Gutiérrez, who has frequently criticized the president on the record number of deportations he has presided over, has scheduled a press conference Wednesday morning in Chicago with the Illinois Coalition for Immigrant and Refugee Rights at which he “will discuss the urgent need for immigration prosecutorial discretion and executive action on the part of the Obama Administration,” according to a statement issued by his office.
In March, the president began a delaying tactic on immigration issues, at first by putting off a Department of Homeland Security review of how deportation practices could be made more humane in order to allow House Republicans to act on a comprehensive immigration reform package.
When it became eminently clear that no immigration legislation was likely to move in Congress, the president threatened to use executive action unilaterally to alter the nation’s immigration policy.
Reportedly at the request of Senate Democrats up for re-election, however, Obama postponed any such action, promising immigration advocates and members of the Congressional Hispanic Caucus that he would act on immigration immediately after the midterm election.

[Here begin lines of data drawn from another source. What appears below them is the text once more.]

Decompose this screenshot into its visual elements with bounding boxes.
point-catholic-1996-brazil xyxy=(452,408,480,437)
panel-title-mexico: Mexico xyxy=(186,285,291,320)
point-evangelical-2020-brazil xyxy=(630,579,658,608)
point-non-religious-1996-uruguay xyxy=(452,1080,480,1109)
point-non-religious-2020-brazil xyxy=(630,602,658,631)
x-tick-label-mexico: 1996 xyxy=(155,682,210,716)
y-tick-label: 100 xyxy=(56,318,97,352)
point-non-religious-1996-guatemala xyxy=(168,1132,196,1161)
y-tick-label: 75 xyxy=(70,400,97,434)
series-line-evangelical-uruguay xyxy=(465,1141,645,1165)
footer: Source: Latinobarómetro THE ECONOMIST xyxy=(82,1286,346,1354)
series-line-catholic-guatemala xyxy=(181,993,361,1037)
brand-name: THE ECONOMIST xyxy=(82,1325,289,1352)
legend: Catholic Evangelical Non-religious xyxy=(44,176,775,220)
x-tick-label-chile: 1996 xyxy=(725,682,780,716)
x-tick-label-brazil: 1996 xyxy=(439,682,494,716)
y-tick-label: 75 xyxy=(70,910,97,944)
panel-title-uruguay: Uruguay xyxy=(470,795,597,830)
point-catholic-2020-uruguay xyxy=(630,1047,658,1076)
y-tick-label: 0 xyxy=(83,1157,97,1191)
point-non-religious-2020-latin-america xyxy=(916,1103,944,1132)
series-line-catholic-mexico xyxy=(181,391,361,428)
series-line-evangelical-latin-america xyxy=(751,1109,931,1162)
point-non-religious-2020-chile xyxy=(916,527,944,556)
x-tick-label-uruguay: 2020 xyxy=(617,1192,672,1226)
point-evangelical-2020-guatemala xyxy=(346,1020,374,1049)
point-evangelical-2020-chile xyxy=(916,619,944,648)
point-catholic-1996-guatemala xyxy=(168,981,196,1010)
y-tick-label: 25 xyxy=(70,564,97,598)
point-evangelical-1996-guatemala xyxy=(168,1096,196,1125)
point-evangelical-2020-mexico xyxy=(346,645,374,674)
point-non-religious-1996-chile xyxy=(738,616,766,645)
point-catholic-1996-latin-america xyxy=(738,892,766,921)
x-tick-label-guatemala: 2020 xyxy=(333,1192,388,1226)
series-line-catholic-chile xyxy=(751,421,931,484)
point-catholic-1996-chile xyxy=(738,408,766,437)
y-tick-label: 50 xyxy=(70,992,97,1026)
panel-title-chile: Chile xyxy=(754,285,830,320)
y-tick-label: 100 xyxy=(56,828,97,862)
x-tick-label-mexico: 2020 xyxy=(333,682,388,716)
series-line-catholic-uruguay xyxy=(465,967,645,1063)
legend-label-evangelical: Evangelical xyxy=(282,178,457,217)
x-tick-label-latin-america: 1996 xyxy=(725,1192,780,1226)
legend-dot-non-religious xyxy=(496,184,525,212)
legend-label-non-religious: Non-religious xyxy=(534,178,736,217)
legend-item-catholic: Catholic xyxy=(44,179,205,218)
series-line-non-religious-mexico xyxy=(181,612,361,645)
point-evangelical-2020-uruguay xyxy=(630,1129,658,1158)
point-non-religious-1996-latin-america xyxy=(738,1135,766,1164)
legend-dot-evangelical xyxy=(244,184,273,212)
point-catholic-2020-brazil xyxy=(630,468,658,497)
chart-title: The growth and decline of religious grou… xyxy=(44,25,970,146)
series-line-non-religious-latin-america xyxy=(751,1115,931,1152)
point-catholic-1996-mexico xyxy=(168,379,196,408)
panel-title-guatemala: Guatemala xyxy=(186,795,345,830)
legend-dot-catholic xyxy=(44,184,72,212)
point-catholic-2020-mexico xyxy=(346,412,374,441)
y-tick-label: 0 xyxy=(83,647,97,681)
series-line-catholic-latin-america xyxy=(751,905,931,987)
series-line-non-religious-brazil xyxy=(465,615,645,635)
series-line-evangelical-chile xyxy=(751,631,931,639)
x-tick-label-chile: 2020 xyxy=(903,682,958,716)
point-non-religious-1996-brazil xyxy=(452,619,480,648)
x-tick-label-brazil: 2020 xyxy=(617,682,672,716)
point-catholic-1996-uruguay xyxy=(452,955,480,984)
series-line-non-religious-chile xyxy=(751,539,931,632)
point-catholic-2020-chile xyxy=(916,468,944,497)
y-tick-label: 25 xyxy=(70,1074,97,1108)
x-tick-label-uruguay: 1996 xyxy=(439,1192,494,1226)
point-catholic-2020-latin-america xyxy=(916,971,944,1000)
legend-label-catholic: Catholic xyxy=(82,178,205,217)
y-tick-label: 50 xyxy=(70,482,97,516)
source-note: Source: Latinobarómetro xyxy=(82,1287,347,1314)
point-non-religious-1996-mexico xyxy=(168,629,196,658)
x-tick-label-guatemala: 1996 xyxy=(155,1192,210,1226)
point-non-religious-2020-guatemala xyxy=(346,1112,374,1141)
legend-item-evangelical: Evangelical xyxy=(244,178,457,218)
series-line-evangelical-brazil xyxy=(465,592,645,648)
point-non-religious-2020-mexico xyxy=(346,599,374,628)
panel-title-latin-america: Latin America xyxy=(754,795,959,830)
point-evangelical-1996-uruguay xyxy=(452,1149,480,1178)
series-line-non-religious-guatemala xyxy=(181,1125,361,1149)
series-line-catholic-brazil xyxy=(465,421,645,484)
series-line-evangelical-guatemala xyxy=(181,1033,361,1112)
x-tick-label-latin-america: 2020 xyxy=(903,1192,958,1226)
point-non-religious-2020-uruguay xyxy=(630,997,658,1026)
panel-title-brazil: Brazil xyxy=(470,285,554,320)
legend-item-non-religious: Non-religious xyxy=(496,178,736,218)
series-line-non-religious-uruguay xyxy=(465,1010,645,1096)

The delays infuriated Gutierrez and other advocates, who've warned the White House that each day of inaction would only further alienate Hispanics, who have come out in overwhelming numbers for Obama and the Democrats over the last several election cycles.
On Thursday of last week, Gutierrez cosigned an editorial published in both English and Spanish with House Minority Leader, Nancy Pelosi, and Zoe Lofgren (both D-Calif.) that stated, “President Obama promised to use his authority under existing law to achieve reform. We do not know exactly what the President will do or when he will announce it, but we are confident he will act.”
They also laid out historical precedent, starting with Republican presidents Dwight Eisenhower, Ronald Reagan and George H.W. Bush, that they believe would give Obama the authority “to make our immigration system better meet the needs of our country and reflect our shared values.”